This post delves into my experience working with mono repositories in Git.
What Do I Mean By “Mono Repository”?
In general, a mono repository (monorepo) in Git houses all of a company or organization’s projects and libraries in a single repository, as opposed to multiple individual repositories for each project or library. However, in this context, it also describes repositories storing all code belonging to one project, even if it contains multiple applications. For example, an ordinary client-server application consisting of at least one server and one client. Often, they share some code or resources or use the same programming language, but that’s not mandatory. To make developers’ lives easier, everything is stored in the same place where everything is accessible without any effort.
What Are The Benefits?
Below is a list of benefits most people bring up in this discussion, and they are true. But every effect has a (negative) side effect!

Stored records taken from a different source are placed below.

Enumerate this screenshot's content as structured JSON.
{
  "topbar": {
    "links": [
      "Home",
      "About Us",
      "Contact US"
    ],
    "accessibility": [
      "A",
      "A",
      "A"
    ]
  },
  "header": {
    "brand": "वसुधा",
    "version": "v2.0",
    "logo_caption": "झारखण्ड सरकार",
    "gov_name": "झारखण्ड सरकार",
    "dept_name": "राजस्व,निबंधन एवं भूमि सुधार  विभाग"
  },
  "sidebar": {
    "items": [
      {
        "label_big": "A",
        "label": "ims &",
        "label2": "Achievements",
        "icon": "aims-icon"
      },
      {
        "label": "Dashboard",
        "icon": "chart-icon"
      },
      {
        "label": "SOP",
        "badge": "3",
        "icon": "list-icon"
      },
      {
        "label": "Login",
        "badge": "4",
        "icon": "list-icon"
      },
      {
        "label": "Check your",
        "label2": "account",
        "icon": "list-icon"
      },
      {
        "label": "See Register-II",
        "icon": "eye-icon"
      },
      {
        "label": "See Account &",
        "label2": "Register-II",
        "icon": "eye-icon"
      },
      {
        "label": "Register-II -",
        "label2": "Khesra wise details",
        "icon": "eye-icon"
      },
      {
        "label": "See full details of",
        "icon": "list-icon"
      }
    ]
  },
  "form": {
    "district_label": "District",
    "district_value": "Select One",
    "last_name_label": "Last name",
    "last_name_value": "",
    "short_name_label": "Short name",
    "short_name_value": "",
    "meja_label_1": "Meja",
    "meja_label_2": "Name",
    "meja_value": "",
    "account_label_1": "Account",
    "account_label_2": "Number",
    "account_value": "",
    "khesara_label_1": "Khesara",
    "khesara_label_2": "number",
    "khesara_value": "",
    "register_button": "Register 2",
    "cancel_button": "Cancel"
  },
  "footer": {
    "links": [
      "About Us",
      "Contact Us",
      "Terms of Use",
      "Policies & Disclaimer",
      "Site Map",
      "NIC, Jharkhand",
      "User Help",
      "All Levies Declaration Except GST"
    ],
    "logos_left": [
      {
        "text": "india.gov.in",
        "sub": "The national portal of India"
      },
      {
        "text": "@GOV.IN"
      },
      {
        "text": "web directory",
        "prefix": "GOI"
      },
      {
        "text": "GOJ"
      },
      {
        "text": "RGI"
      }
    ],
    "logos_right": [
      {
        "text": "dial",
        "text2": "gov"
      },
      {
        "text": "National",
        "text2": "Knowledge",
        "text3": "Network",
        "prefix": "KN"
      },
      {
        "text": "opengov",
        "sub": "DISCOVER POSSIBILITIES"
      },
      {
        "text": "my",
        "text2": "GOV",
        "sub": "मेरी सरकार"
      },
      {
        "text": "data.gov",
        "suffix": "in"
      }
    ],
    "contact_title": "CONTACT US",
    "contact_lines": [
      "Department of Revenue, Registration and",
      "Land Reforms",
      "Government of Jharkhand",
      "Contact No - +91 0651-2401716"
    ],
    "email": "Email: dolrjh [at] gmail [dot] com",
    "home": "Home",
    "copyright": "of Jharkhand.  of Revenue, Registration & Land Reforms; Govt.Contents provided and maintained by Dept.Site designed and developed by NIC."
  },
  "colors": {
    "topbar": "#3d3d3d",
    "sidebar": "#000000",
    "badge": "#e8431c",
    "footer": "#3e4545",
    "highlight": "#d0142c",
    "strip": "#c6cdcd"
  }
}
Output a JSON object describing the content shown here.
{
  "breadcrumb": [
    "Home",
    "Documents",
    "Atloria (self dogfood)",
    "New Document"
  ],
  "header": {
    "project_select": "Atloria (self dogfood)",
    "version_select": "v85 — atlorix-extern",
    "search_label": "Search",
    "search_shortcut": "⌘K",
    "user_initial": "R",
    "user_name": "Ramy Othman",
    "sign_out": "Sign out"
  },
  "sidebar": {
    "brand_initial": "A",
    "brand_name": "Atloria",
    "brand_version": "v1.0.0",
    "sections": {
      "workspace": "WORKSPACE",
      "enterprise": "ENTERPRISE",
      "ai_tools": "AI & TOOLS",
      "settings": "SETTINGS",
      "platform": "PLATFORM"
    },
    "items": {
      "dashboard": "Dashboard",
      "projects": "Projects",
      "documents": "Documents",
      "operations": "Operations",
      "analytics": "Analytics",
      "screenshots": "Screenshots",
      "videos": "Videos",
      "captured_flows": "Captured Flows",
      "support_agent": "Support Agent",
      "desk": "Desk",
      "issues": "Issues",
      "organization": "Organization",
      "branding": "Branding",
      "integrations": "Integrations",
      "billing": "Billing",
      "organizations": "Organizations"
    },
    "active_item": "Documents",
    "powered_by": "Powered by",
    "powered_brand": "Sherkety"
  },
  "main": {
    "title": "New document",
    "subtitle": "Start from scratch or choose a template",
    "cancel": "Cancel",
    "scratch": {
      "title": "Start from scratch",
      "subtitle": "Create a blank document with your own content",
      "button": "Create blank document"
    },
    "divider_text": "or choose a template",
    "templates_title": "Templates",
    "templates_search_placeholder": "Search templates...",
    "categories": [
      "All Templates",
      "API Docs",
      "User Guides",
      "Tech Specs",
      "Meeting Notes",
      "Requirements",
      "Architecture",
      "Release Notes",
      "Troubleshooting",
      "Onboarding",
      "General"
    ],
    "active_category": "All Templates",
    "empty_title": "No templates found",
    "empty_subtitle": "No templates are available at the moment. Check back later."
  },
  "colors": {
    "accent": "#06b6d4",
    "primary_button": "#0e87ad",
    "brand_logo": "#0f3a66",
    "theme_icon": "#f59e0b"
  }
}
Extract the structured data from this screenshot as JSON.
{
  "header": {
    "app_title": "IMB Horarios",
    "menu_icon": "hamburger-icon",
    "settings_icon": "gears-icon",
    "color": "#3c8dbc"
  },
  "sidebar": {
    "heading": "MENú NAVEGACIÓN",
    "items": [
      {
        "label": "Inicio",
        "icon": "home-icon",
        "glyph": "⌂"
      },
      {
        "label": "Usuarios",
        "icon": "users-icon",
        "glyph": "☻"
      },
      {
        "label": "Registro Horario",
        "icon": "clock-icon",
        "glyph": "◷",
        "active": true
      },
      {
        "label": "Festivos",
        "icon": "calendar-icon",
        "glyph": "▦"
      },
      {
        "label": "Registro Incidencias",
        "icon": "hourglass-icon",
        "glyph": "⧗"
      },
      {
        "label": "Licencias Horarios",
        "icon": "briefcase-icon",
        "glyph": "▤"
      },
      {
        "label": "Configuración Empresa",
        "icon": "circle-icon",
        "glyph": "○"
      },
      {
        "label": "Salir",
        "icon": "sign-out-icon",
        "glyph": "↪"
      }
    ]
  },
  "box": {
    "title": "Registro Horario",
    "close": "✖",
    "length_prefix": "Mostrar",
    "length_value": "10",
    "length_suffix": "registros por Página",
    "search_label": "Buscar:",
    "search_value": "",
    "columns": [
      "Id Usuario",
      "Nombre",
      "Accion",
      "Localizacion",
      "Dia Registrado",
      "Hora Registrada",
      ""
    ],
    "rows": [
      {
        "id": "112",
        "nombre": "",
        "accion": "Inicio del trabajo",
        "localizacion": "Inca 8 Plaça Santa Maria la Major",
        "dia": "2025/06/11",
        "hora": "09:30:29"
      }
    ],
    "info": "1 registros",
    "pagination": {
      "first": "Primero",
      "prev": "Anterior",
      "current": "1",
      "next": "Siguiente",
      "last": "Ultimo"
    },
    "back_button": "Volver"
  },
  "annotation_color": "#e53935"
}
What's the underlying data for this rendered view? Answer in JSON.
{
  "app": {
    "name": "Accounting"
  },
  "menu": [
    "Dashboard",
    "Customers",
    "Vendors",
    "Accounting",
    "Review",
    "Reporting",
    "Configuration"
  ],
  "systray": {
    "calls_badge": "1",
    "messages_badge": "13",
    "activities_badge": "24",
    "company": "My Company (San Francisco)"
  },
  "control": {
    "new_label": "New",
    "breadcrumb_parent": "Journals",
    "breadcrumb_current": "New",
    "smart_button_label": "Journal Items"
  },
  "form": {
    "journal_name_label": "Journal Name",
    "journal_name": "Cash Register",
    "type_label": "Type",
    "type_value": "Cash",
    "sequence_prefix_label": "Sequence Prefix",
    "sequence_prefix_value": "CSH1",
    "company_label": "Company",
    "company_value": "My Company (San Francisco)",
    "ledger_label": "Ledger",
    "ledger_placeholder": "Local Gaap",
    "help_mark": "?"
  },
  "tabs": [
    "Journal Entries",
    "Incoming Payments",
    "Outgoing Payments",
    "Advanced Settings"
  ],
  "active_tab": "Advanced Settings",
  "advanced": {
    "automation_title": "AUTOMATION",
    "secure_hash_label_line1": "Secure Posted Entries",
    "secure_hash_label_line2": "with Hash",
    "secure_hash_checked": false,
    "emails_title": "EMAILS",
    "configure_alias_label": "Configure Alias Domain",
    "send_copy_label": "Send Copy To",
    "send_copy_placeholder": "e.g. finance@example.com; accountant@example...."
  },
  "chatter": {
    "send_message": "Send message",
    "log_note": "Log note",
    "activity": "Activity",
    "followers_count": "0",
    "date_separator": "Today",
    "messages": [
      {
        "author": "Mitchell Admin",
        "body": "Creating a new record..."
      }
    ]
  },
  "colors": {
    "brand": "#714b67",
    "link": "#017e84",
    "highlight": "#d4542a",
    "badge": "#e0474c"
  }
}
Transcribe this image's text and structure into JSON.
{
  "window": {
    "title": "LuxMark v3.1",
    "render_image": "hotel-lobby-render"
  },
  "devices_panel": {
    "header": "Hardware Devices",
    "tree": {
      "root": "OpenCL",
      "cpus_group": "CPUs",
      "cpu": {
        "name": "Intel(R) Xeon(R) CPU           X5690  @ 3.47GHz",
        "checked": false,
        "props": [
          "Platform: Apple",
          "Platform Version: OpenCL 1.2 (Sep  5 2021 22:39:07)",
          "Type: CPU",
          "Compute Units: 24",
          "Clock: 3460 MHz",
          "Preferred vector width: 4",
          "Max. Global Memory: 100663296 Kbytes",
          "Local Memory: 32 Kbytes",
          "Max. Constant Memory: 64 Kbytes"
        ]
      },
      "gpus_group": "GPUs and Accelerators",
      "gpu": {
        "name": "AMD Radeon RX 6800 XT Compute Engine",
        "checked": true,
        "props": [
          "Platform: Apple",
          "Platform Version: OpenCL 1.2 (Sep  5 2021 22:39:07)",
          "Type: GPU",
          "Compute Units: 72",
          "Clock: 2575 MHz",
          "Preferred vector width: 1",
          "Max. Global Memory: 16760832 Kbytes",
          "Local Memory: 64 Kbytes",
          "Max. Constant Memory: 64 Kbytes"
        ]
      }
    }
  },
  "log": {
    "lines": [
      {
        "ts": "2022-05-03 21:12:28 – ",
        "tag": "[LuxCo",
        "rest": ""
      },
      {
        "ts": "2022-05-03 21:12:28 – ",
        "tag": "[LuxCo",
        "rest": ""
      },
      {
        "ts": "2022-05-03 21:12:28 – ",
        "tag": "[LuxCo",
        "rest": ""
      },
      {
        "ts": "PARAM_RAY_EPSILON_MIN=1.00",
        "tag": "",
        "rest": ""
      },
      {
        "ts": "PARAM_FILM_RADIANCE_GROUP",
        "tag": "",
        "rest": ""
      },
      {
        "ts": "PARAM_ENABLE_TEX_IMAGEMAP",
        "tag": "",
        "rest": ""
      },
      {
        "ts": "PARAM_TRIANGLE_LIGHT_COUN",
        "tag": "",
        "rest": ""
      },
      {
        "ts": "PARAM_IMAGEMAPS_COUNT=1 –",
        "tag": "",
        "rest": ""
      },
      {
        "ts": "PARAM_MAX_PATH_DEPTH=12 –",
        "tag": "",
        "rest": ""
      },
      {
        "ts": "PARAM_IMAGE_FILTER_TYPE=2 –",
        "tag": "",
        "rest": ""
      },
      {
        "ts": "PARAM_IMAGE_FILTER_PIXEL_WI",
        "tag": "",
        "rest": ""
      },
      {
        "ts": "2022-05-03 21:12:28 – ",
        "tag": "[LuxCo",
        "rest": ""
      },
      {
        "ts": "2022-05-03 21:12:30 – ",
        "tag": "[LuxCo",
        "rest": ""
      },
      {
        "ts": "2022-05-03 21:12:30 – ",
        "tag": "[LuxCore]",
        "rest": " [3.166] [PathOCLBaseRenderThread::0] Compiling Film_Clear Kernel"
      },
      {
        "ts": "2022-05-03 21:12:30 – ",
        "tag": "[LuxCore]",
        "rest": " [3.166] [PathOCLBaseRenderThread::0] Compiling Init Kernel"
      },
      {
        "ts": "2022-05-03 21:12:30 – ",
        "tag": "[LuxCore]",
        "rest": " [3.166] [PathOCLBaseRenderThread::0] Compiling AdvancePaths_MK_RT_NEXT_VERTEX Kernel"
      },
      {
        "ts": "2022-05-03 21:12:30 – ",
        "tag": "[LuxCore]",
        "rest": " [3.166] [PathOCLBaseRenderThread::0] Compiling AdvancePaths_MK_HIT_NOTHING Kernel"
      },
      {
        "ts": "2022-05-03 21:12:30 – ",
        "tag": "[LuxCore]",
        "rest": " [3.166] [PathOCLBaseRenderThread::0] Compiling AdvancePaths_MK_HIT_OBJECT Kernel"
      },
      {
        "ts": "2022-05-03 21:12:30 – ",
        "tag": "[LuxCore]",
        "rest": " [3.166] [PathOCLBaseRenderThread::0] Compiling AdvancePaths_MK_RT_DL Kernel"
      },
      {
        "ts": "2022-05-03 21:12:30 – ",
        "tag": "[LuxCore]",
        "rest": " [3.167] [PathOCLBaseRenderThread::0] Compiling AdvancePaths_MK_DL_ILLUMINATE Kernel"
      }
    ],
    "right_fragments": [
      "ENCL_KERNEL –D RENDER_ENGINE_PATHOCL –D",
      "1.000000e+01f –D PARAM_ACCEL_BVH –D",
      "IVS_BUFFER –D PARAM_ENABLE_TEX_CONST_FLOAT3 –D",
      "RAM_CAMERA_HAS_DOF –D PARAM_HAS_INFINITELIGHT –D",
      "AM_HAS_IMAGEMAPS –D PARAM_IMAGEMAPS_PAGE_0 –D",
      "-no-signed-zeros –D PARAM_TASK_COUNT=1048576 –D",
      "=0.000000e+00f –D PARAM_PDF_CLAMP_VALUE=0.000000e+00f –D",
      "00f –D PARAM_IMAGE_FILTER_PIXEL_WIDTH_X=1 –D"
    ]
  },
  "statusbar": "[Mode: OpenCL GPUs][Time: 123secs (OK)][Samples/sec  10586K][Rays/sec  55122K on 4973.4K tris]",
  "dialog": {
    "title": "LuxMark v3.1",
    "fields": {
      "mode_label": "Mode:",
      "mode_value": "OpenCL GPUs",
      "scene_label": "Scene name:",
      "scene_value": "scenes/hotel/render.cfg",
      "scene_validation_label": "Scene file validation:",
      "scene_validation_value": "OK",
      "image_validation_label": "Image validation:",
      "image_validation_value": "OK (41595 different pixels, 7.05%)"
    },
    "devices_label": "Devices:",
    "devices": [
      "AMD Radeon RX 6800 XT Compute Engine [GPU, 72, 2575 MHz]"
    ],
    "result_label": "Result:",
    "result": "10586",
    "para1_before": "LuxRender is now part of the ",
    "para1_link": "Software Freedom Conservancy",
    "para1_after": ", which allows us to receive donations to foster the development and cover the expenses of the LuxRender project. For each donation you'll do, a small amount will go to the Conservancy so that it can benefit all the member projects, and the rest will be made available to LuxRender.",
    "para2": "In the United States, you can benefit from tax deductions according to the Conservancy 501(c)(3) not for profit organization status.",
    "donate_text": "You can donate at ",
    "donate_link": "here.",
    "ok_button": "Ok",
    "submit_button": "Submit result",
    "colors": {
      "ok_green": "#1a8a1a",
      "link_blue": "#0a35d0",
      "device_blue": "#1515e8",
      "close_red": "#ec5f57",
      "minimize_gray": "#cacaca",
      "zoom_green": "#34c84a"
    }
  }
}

- Consistency and Collaboration: All projects and libraries are in one place, facilitating collaboration and consistency between them. Developers can more easily access code in other parts and make changes. Everyone has access to these resources, making it much easier to share knowledge and reuse code.
- Easier Dependency Management: In a mono repo, dependencies between projects and libraries can be easily managed since they exist in the same repository. This can reduce dependency problems that may occur when using separate repositories. For example, you do not need to perform any kind of release to extend libraries and use the new functions.
- Refactoring and Code Reuse: Centralized management of all code means that refactoring can be carried out more easily, as changes in one part of the code can be easily applied to other parts. The reuse of code is also made easier.
- Simpler Build and Deployment Processes: The build and deployment process can be simplified as all components are in the same repository. This can help reduce inconsistencies in builds and deployments.
What Are The Drawbacks?
Besides the benefits, there are some drawbacks.
- Size: A mono repo can quickly become large, especially in organizations with many projects and libraries. This can lead to longer synchronization and change tracking processes, as well as increased memory requirements.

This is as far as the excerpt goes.